2. Make a well in center of the flour. Add all the buttermilk and stir the mixture quickly, just until it has blended and a sticky dough forms. (If the dough appears dry, add 1 to 2 tablespoons buttermilk.)

3. Immediately turn the dough onto a generously floured surface. Using floured hands, briskly knead about 10 times until a ball forms. Gently flatten the dough and, using a floured rolling pin, roll to 3/4-inch thick.

4. Using a fork dipped in flour, pierce the dough through at 1/2-inch intervals. Flour a 2 1/2- or 3-inch biscuit cutter. Stamp out rounds and arrange on a heavy, parchment-lined baking sheet. Bake until golden, about 12 minutes. Remove and brush with melted butter. Serve hot.

Makes 12 to 16 biscuits. Adapted from Scott Peacock at Watershed Restaurant in Decatur, Ga.

*Note: Making your own buttermilk is unbelievably easy and is cheaper than buying a quart of buttermilk at the store.
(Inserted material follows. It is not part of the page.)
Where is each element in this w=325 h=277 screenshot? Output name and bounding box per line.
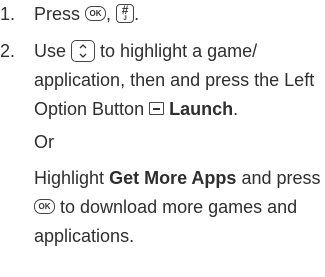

You can also make just as much as you need rather than buying a big carton and having it go bad on you because you only used a small amount for one recipe.

Making buttermilk:

Add 1 tblsp of vinegar or lemon juice for every cup of milk. Mix together and let sit for a few minutes. The acid of the vinegar or lemon juice will curdle the milk. Voila! There's your buttermilk.